# Boarders: Does the look of a stall/barn matter?



## My Beau (Jan 2, 2009)

I would prefer a wooden barn, but that's just because I like how they look. Long term upkeep is easier on a metal barn. I wouldn't pick a barn based on what it's made out of... it's what is inside 

I do like powder-coated stalls, they just look nicer to me.

And I would choose the round wood fence before the vinyl. It's sturdier and if a horse runs into vinyl they can get hurt pretty easily because the vinyl is leaves jagged edges when it breaks.


----------



## charlicata (Jan 12, 2010)

The wood barn looks super nice. But IMO, I believe I would go with the metal barn with the white vinyl fencing. Reason being the upkeep. With wood, you're going to be constantly having to paint or stain to keep things looking really nice.
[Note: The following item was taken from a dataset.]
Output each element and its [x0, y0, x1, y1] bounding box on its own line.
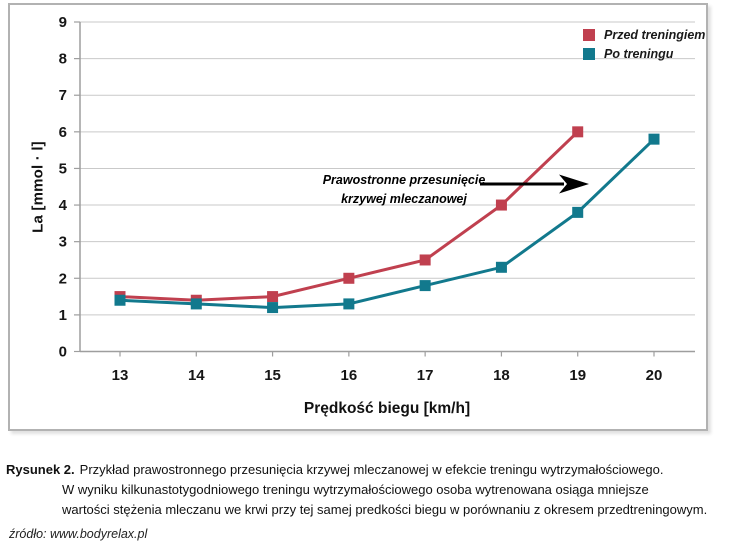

I would do the inside in wood though. I have seen some beautiful and functional stall fronts. Of course lining the wall against the outside wall in wood, and maybe some insulation in the top of the barn just for storm noise control. But, those are just my thoughts. Good luck in your decision!


----------



## churumbeque (Dec 20, 2009)

Metal for low maintanence. Wood fencing that is naturally weathered, again for low maint. Too many other things to do besides paint. In cold climates the plastic is brittle and breaks.


----------



## ridergirl23 (Sep 17, 2009)

As long as the barn has no real safety hazards then it really doesnt matter to me


----------



## rdn1234 (Jan 3, 2010)

The biggest thing for me is the price to keep my horse there.


----------



## White Foot (Jun 4, 2009)

I guess the only thing I look for is cleanliness.


----------



## Alwaysbehind (Jul 10, 2009)

Price of board vs amenities & service offered are important but the most important is safety for my horse.

Metal barns are fine as long as they are safe (no metal easily kicked thru in areas that horse will be turned out, etc). Wood barns are pretty so that is a good thing. 

White vinyl fencing is pretty but can break pretty easily especially in colder climates. 


If you are going for a high end boarder then yes, for sure go with what is prettier (and safe).


----------



## orloff (Dec 9, 2009)

I was thinking of those modular barns like barn pros or choice barns. I am thinking about looking into a modular barn from horizon structures with european stall fronts.


----------



## ~*~anebel~*~ (Aug 21, 2008)

If you are wanting to make a high end boarding barn then everything must be as safe as possible. I would not choose either of those fences for my "best choice" although the wood is better. As far as for the barn? I would hire a reputable builder to make sure that your ventilation, etc.. is up to snuff. So many barns end up with condensation issues and black mold, or dust.

If you want a middle to lower end barn, then put in what is economical and safe. A modular barn would be good for this route too.

Basically, if you're expecting to charge $600/mo and up for indoor board, your facility needs to be very good. Anything lower and you can skimp on some expense. Personally, I don't really care how stuff looks as long as it is safe and clean. Safety and cleanliness tend to go hand in hand.

Good luck!


----------